Thank you very much for that question. I can't tell you how important that is.
I'll just tell you right off that not being up front, open, and honest with Muslims actually creates more of this—I don't even like the term but—Islamophobia. Phobia is a fear of the unknown. If you don't articulate the problem and address it, you actually fuel a phobia because nobody is addressing it. Furthermore, not addressing it directly is the theocracy and the theocratic movement of the supremacy of Islamic states, not just ISIS or the Islamic State, but all Islamic states of the OIC.
ISIS didn't come out of thin air. It was created in Saudi Arabia. Wahhabi thinking led them to behead 60 people in the last three months. They enact this type of movement and sharia law in Saudi Arabia through Wahhabism.

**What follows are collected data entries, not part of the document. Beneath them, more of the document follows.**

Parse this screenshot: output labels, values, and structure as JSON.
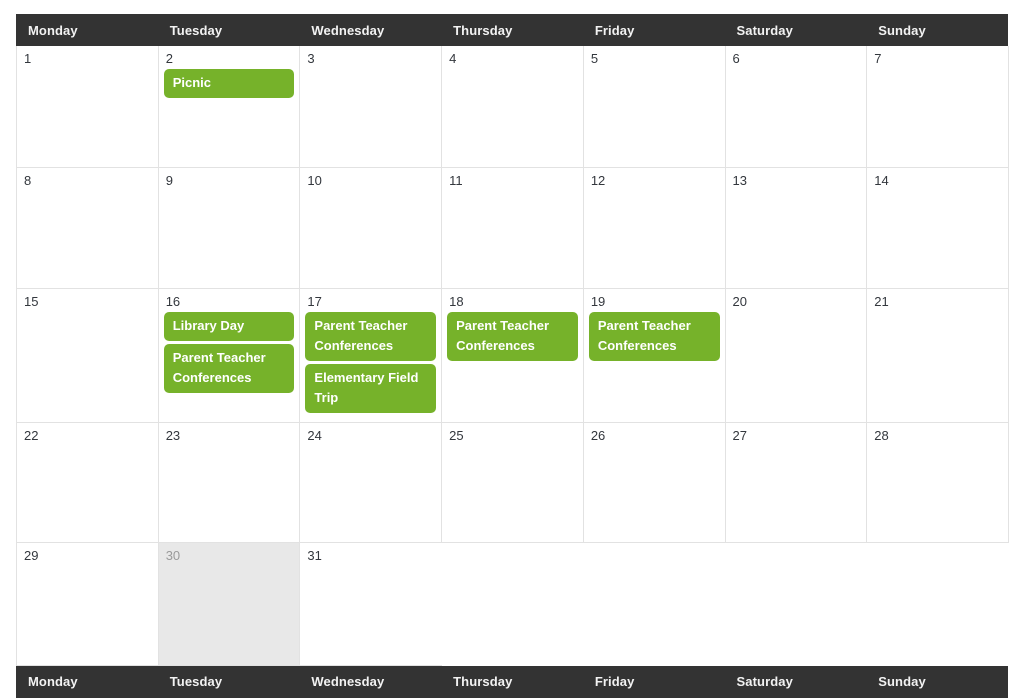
{
  "colors": {
    "bar_background": "#333333",
    "bar_text": "#f2f2f2",
    "event_background": "#76b22a",
    "event_text": "#ffffff",
    "today_background": "#e8e8e8",
    "grid_border": "#e2e2e2",
    "day_number": "#33373d"
  },
  "header": {
    "days": [
      {
        "label": "Monday"
      },
      {
        "label": "Tuesday"
      },
      {
        "label": "Wednesday"
      },
      {
        "label": "Thursday"
      },
      {
        "label": "Friday"
      },
      {
        "label": "Saturday"
      },
      {
        "label": "Sunday"
      }
    ]
  },
  "footer": {
    "days": [
      {
        "label": "Monday"
      },
      {
        "label": "Tuesday"
      },
      {
        "label": "Wednesday"
      },
      {
        "label": "Thursday"
      },
      {
        "label": "Friday"
      },
      {
        "label": "Saturday"
      },
      {
        "label": "Sunday"
      }
    ]
  },
  "weeks": [
    {
      "days": [
        {
          "number": "1",
          "today": false,
          "blank": false,
          "events": []
        },
        {
          "number": "2",
          "today": false,
          "blank": false,
          "events": [
            {
              "title": "Picnic"
            }
          ]
        },
        {
          "number": "3",
          "today": false,
          "blank": false,
          "events": []
        },
        {
          "number": "4",
          "today": false,
          "blank": false,
          "events": []
        },
        {
          "number": "5",
          "today": false,
          "blank": false,
          "events": []
        },
        {
          "number": "6",
          "today": false,
          "blank": false,
          "events": []
        },
        {
          "number": "7",
          "today": false,
          "blank": false,
          "events": []
        }
      ]
    },
    {
      "days": [
        {
          "number": "8",
          "today": false,
          "blank": false,
          "events": []
        },
        {
          "number": "9",
          "today": false,
          "blank": false,
          "events": []
        },
        {
          "number": "10",
          "today": false,
          "blank": false,
          "events": []
        },
        {
          "number": "11",
          "today": false,
          "blank": false,
          "events": []
        },
        {
          "number": "12",
          "today": false,
          "blank": false,
          "events": []
        },
        {
          "number": "13",
          "today": false,
          "blank": false,
          "events": []
        },
        {
          "number": "14",
          "today": false,
          "blank": false,
          "events": []
        }
      ]
    },
    {
      "days": [
        {
          "number": "15",
          "today": false,
          "blank": false,
          "events": []
        },
        {
          "number": "16",
          "today": false,
          "blank": false,
          "events": [
            {
              "title": "Library Day"
            },
            {
              "title": "Parent Teacher Conferences"
            }
          ]
        },
        {
          "number": "17",
          "today": false,
          "blank": false,
          "events": [
            {
              "title": "Parent Teacher Conferences"
            },
            {
              "title": "Elementary Field Trip"
            }
          ]
        },
        {
          "number": "18",
          "today": false,
          "blank": false,
          "events": [
            {
              "title": "Parent Teacher Conferences"
            }
          ]
        },
        {
          "number": "19",
          "today": false,
          "blank": false,
          "events": [
            {
              "title": "Parent Teacher Conferences"
            }
          ]
        },
        {
          "number": "20",
          "today": false,
          "blank": false,
          "events": []
        },
        {
          "number": "21",
          "today": false,
          "blank": false,
          "events": []
        }
      ]
    },
    {
      "days": [
        {
          "number": "22",
          "today": false,
          "blank": false,
          "events": []
        },
        {
          "number": "23",
          "today": false,
          "blank": false,
          "events": []
        },
        {
          "number": "24",
          "today": false,
          "blank": false,
          "events": []
        },
        {
          "number": "25",
          "today": false,
          "blank": false,
          "events": []
        },
        {
          "number": "26",
          "today": false,
          "blank": false,
          "events": []
        },
        {
          "number": "27",
          "today": false,
          "blank": false,
          "events": []
        },
        {
          "number": "28",
          "today": false,
          "blank": false,
          "events": []
        }
      ]
    },
    {
      "days": [
        {
          "number": "29",
          "today": false,
          "blank": false,
          "events": []
        },
        {
          "number": "30",
          "today": true,
          "blank": false,
          "events": []
        },
        {
          "number": "31",
          "today": false,
          "blank": false,
          "events": []
        },
        {
          "number": "",
          "today": false,
          "blank": true,
          "events": []
        },
        {
          "number": "",
          "today": false,
          "blank": true,
          "events": []
        },
        {
          "number": "",
          "today": false,
          "blank": true,
          "events": []
        },
        {
          "number": "",
          "today": false,
          "blank": true,
          "events": []
        }
      ]
    }
  ]
}
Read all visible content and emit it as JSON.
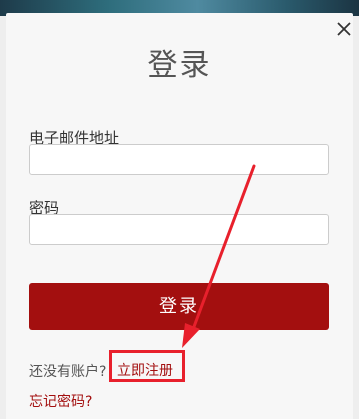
{
  "dialog": {
    "title": "登录",
    "email_label": "电子邮件地址",
    "email_value": "",
    "password_label": "密码",
    "password_value": "",
    "submit_label": "登录",
    "no_account_text": "还没有账户?",
    "register_label": "立即注册",
    "forgot_label": "忘记密码?"
  },
  "colors": {
    "accent": "#a30f0f",
    "annotation": "#e8202c"
  },
  "icons": {
    "close": "close-icon"
  }
}
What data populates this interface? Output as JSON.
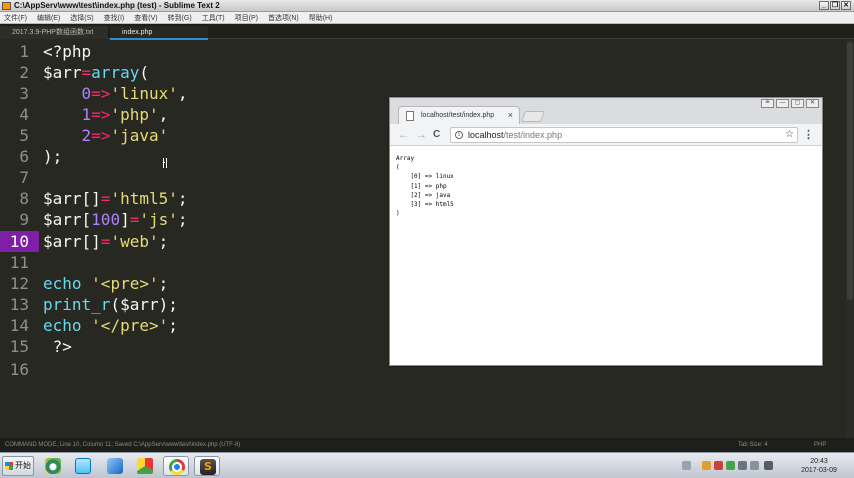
{
  "sublime": {
    "window_title": "C:\\AppServ\\www\\test\\index.php (test) - Sublime Text 2",
    "window_buttons": [
      "_",
      "❐",
      "✕"
    ],
    "menu": [
      "文件(F)",
      "编辑(E)",
      "选择(S)",
      "查找(I)",
      "查看(V)",
      "转到(G)",
      "工具(T)",
      "项目(P)",
      "首选项(N)",
      "帮助(H)"
    ],
    "tabs": [
      {
        "label": "2017.3.9-PHP数组函数.txt"
      },
      {
        "label": "index.php"
      }
    ],
    "active_line": 10,
    "line_numbers": [
      "1",
      "2",
      "3",
      "4",
      "5",
      "6",
      "7",
      "8",
      "9",
      "10",
      "11",
      "12",
      "13",
      "14",
      "15",
      "16"
    ],
    "code_lines": [
      "<?php",
      "$arr=array(",
      "    0=>'linux',",
      "    1=>'php',",
      "    2=>'java'",
      ");",
      "",
      "$arr[]='html5';",
      "$arr[100]='js';",
      "$arr[]='web';",
      "",
      "echo '<pre>';",
      "print_r($arr);",
      "echo '</pre>';",
      " ?>",
      ""
    ],
    "status_left": "COMMAND MODE, Line 10, Column 11; Saved C:\\AppServ\\www\\test\\index.php (UTF-8)",
    "status_tab_size": "Tab Size: 4",
    "status_syntax": "PHP",
    "syntax_colors": {
      "background": "#272822",
      "keyword": "#f92672",
      "function": "#66d9ef",
      "string": "#e6db74",
      "number": "#ae81ff",
      "active_line": "#7f1fa6"
    }
  },
  "browser": {
    "tab_label": "localhost/test/index.php",
    "tab_close": "×",
    "url_host": "localhost",
    "url_path": "/test/index.php",
    "nav": {
      "back": "←",
      "forward": "→",
      "reload": "C"
    },
    "star": "☆",
    "menu": "⋮",
    "window_buttons": [
      "≗",
      "—",
      "▢",
      "✕"
    ],
    "output": "Array\n(\n    [0] => linux\n    [1] => php\n    [2] => java\n    [3] => html5\n)"
  },
  "taskbar": {
    "start_label": "开始",
    "apps": [
      "ie-icon",
      "chat-icon",
      "tools-icon",
      "color-icon",
      "chrome-icon",
      "sublime-icon"
    ],
    "clock_time": "20:43",
    "clock_date": "2017-03-09"
  }
}
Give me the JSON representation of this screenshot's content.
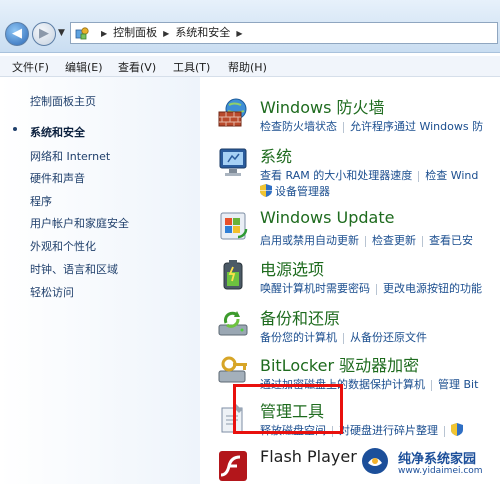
{
  "address_bar": {
    "breadcrumbs": [
      "控制面板",
      "系统和安全"
    ]
  },
  "menu": {
    "items": [
      "文件(F)",
      "编辑(E)",
      "查看(V)",
      "工具(T)",
      "帮助(H)"
    ]
  },
  "left_pane": {
    "links": [
      "控制面板主页",
      "系统和安全",
      "网络和 Internet",
      "硬件和声音",
      "程序",
      "用户帐户和家庭安全",
      "外观和个性化",
      "时钟、语言和区域",
      "轻松访问"
    ]
  },
  "categories": [
    {
      "title": "Windows 防火墙",
      "icon": "firewall-icon",
      "links": [
        "检查防火墙状态",
        "允许程序通过 Windows 防"
      ]
    },
    {
      "title": "系统",
      "icon": "system-icon",
      "links": [
        "查看 RAM 的大小和处理器速度",
        "检查 Wind"
      ],
      "links2": [
        "设备管理器"
      ]
    },
    {
      "title": "Windows Update",
      "icon": "windows-update-icon",
      "links": [
        "启用或禁用自动更新",
        "检查更新",
        "查看已安"
      ]
    },
    {
      "title": "电源选项",
      "icon": "power-options-icon",
      "links": [
        "唤醒计算机时需要密码",
        "更改电源按钮的功能"
      ]
    },
    {
      "title": "备份和还原",
      "icon": "backup-restore-icon",
      "links": [
        "备份您的计算机",
        "从备份还原文件"
      ]
    },
    {
      "title": "BitLocker 驱动器加密",
      "icon": "bitlocker-icon",
      "links": [
        "通过加密磁盘上的数据保护计算机",
        "管理 Bit"
      ]
    },
    {
      "title": "管理工具",
      "icon": "admin-tools-icon",
      "links": [
        "释放磁盘空间",
        "对硬盘进行碎片整理"
      ]
    },
    {
      "title": "Flash Player",
      "icon": "flash-player-icon",
      "links": []
    }
  ],
  "watermark": {
    "name": "纯净系统家园",
    "url": "www.yidaimei.com"
  },
  "colors": {
    "title_green": "#1e6b1e",
    "link_blue": "#1b4e8f",
    "highlight_red": "#e8100d"
  }
}
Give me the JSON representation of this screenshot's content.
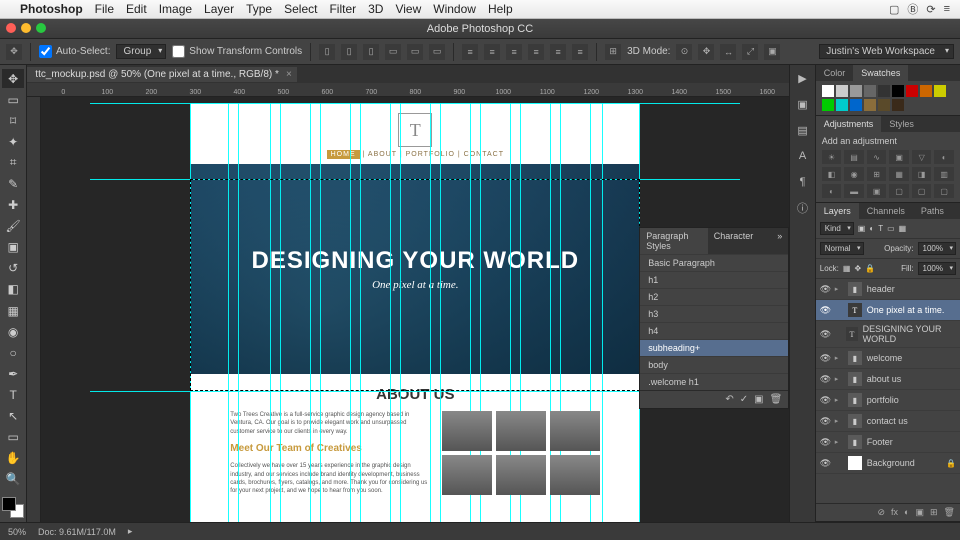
{
  "mac_menu": {
    "app": "Photoshop",
    "items": [
      "File",
      "Edit",
      "Image",
      "Layer",
      "Type",
      "Select",
      "Filter",
      "3D",
      "View",
      "Window",
      "Help"
    ]
  },
  "window_title": "Adobe Photoshop CC",
  "options": {
    "auto_select": "Auto-Select:",
    "auto_select_value": "Group",
    "show_transform": "Show Transform Controls",
    "mode_3d": "3D Mode:",
    "workspace": "Justin's Web Workspace"
  },
  "doc_tab": "ttc_mockup.psd @ 50% (One pixel at a time., RGB/8) *",
  "ruler_ticks": [
    "0",
    "100",
    "200",
    "300",
    "400",
    "500",
    "600",
    "700",
    "800",
    "900",
    "1000",
    "1100",
    "1200",
    "1300",
    "1400",
    "1500",
    "1600"
  ],
  "mockup": {
    "nav_home": "HOME",
    "nav_rest": "  |  ABOUT  |  PORTFOLIO  |  CONTACT",
    "hero_title": "DESIGNING YOUR WORLD",
    "hero_sub": "One pixel at a time.",
    "about_title": "ABOUT US",
    "about_p1": "Two Trees Creative is a full-service graphic design agency based in Ventura, CA. Our goal is to provide elegant work and unsurpassed customer service to our clients in every way.",
    "team_title": "Meet Our Team of Creatives",
    "about_p2": "Collectively we have over 15 years experience in the graphic design industry, and our services include brand identity development, business cards, brochures, flyers, catalogs, and more. Thank you for considering us for your next project, and we hope to hear from you soon."
  },
  "para_styles": {
    "tab1": "Paragraph Styles",
    "tab2": "Character",
    "items": [
      "Basic Paragraph",
      "h1",
      "h2",
      "h3",
      "h4",
      "subheading+",
      "body",
      ".welcome h1"
    ]
  },
  "color_tabs": {
    "t1": "Color",
    "t2": "Swatches"
  },
  "adjust": {
    "t1": "Adjustments",
    "t2": "Styles",
    "label": "Add an adjustment"
  },
  "layers": {
    "t1": "Layers",
    "t2": "Channels",
    "t3": "Paths",
    "kind": "Kind",
    "blend": "Normal",
    "opacity_l": "Opacity:",
    "opacity_v": "100%",
    "lock_l": "Lock:",
    "fill_l": "Fill:",
    "fill_v": "100%",
    "items": [
      {
        "name": "header",
        "type": "folder"
      },
      {
        "name": "One pixel at a time.",
        "type": "t",
        "sel": true
      },
      {
        "name": "DESIGNING YOUR WORLD",
        "type": "t"
      },
      {
        "name": "welcome",
        "type": "folder"
      },
      {
        "name": "about us",
        "type": "folder"
      },
      {
        "name": "portfolio",
        "type": "folder"
      },
      {
        "name": "contact us",
        "type": "folder"
      },
      {
        "name": "Footer",
        "type": "folder"
      },
      {
        "name": "Background",
        "type": "bg",
        "lock": true
      }
    ]
  },
  "status": {
    "zoom": "50%",
    "doc": "Doc: 9.61M/117.0M"
  }
}
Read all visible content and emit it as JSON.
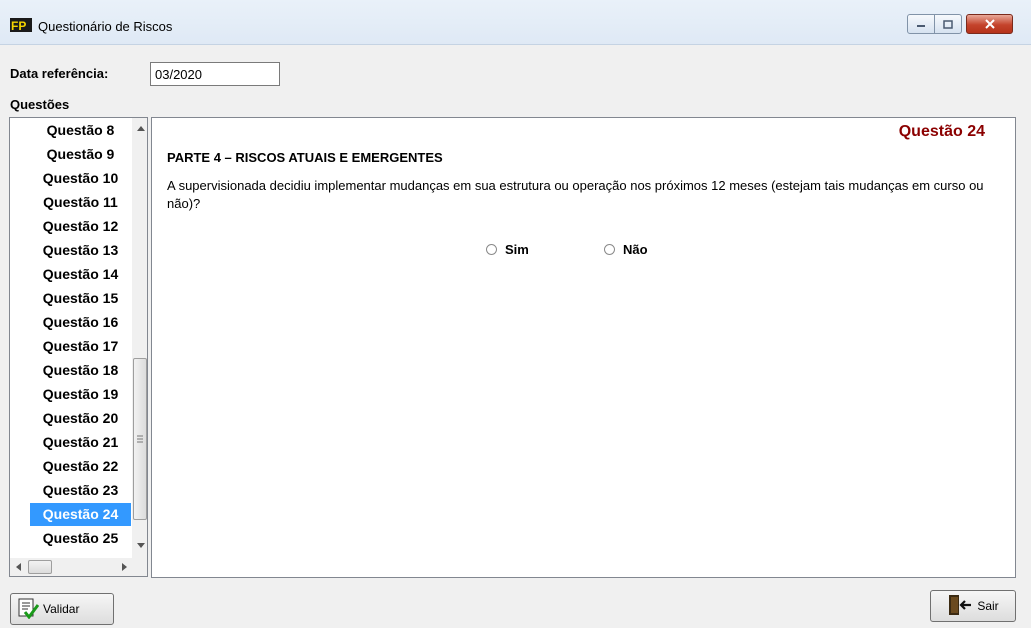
{
  "window": {
    "title": "Questionário de Riscos",
    "icon": "app-logo-icon",
    "controls": [
      "minimize-icon",
      "maximize-icon",
      "close-icon"
    ]
  },
  "form": {
    "data_referencia_label": "Data referência:",
    "data_referencia_value": "03/2020",
    "questoes_label": "Questões"
  },
  "question_list": {
    "items": [
      "Questão 8",
      "Questão 9",
      "Questão 10",
      "Questão 11",
      "Questão 12",
      "Questão 13",
      "Questão 14",
      "Questão 15",
      "Questão 16",
      "Questão 17",
      "Questão 18",
      "Questão 19",
      "Questão 20",
      "Questão 21",
      "Questão 22",
      "Questão 23",
      "Questão 24",
      "Questão 25"
    ],
    "selected": "Questão 24"
  },
  "question": {
    "number_title": "Questão 24",
    "section": "PARTE 4 – RISCOS ATUAIS E EMERGENTES",
    "text": "A supervisionada decidiu implementar mudanças em sua estrutura ou operação nos próximos 12 meses (estejam tais mudanças em curso ou não)?",
    "options": [
      "Sim",
      "Não"
    ]
  },
  "buttons": {
    "validar": "Validar",
    "sair": "Sair"
  },
  "colors": {
    "selection": "#3399ff",
    "question_title": "#8b0000"
  }
}
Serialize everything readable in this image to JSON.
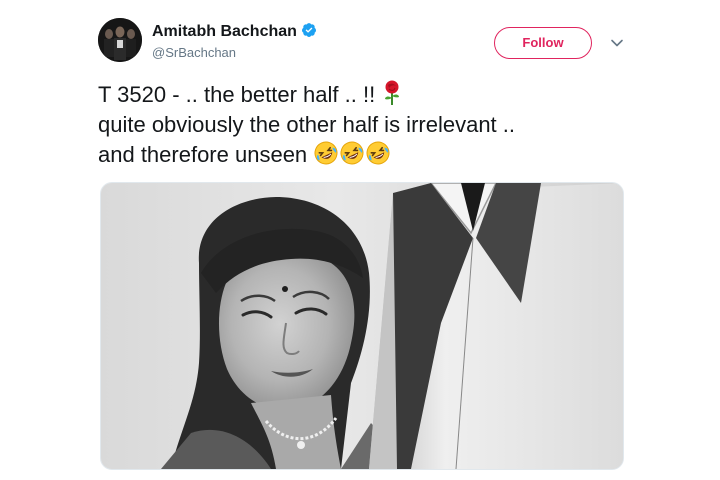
{
  "tweet": {
    "author_name": "Amitabh Bachchan",
    "handle": "@SrBachchan",
    "verified_icon": "verified-badge-icon",
    "follow_label": "Follow",
    "more_icon": "chevron-down-icon",
    "lines": [
      "T 3520 - .. the better half .. !!",
      "quite obviously the other half is irrelevant  ..",
      "and therefore unseen"
    ],
    "line1_emoji": "rose-emoji",
    "line3_emojis": [
      "rolling-on-floor-laughing-emoji",
      "rolling-on-floor-laughing-emoji",
      "rolling-on-floor-laughing-emoji"
    ]
  },
  "colors": {
    "follow_accent": "#e0245e",
    "verified_blue": "#1da1f2",
    "handle_gray": "#657786",
    "text": "#14171a"
  },
  "media": {
    "description": "black-and-white-photo",
    "icon": "photo-icon"
  }
}
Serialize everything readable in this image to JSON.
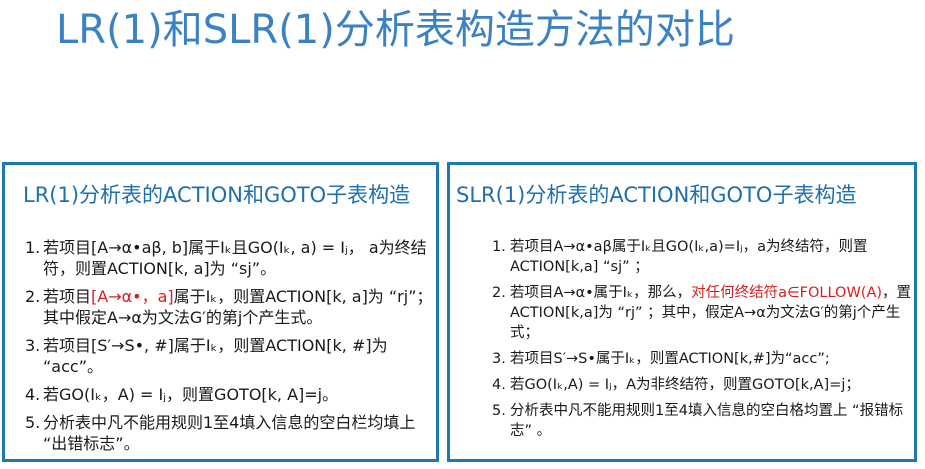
{
  "title": "LR(1)和SLR(1)分析表构造方法的对比",
  "left": {
    "heading": "LR(1)分析表的ACTION和GOTO子表构造",
    "items": [
      {
        "num": "1.",
        "text": "若项目[A→α•aβ, b]属于Iₖ且GO(Iₖ, a) = Iⱼ， a为终结符，则置ACTION[k, a]为 “sj”。"
      },
      {
        "num": "2.",
        "pre": "若项目",
        "red": "[A→α•，a]",
        "post": "属于Iₖ，则置ACTION[k, a]为 “rj”；其中假定A→α为文法G′的第j个产生式。"
      },
      {
        "num": "3.",
        "text": "若项目[S′→S•, #]属于Iₖ，则置ACTION[k, #]为 “acc”。"
      },
      {
        "num": "4.",
        "text": "若GO(Iₖ，A) = Iⱼ，则置GOTO[k, A]=j。"
      },
      {
        "num": "5.",
        "text": "分析表中凡不能用规则1至4填入信息的空白栏均填上 “出错标志”。"
      }
    ]
  },
  "right": {
    "heading": "SLR(1)分析表的ACTION和GOTO子表构造",
    "items": [
      {
        "num": "1.",
        "text": "若项目A→α•aβ属于Iₖ且GO(Iₖ,a)=Iⱼ，a为终结符，则置ACTION[k,a] “sj” ；"
      },
      {
        "num": "2.",
        "pre": "若项目A→α•属于Iₖ，那么，",
        "red": "对任何终结符a∈FOLLOW(A)",
        "post": "，置ACTION[k,a]为 “rj” ；其中，假定A→α为文法G′的第j个产生式；"
      },
      {
        "num": "3.",
        "text": "若项目S′→S•属于Iₖ，则置ACTION[k,#]为“acc”;"
      },
      {
        "num": "4.",
        "text": "若GO(Iₖ,A) = Iⱼ，A为非终结符，则置GOTO[k,A]=j；"
      },
      {
        "num": "5.",
        "text": "分析表中凡不能用规则1至4填入信息的空白格均置上 “报错标志” 。"
      }
    ]
  }
}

Muslims have to be held accountable as adults. Otherwise, you're infantilising Muslims and treating us like children. Somehow you don't want to offend us so you enable us and keep us in denial. I find that to be almost a bigotry of low expectations. “Oh, Muslims must be led by the misogynist, by the oppressive theocratic movements because they can't understand modern thinking and we don't even want to offend them. If we do...”. So you see, it's a vicious cycle in the sense that as someone who loves Muslim communities, and I love my family, I love my faith, it's from tough love that I address these things, because I want us to come to terms with modernity. Christians who formed America and rejected the theocrats of the Church of England loved their faith. It is amazing to me that when I've testified on these issues before, people have asked me what my qualifications are, and have said that I don't have the right to talk about these things. I say there's nothing more American, more Canadian, than rejecting theocrats.
Ultimately, I think Muslims are being given a pass. We need to apply tough love and allow them to have a diverse set of opinions, rather than the one monolithic movement that speaks for our community right now, and which is dominated by Islamists who are fed by the Saudi money petro-machine, the Qatar Foundation, the Islamist apologist who want to keep us under their thumb and boots and prevent us from reforming.
The only things which could give us the opportunity to reform are platforms like yours and modern universities in the west that aren't beholden to the petrodollars and ultimately realize that the Islamists and the Muslim Brotherhood movement that Tom described are not the only voices. In fact, we need to marginalize them because there is a connection between political Islam and radical Islam, which is on the same continuum or conveyor belt. They don't want you to see that conveyor belt so they stop you in your tracks by accusing you of Islamophobia. I think it's bigotry not to give us the platform to debate these things.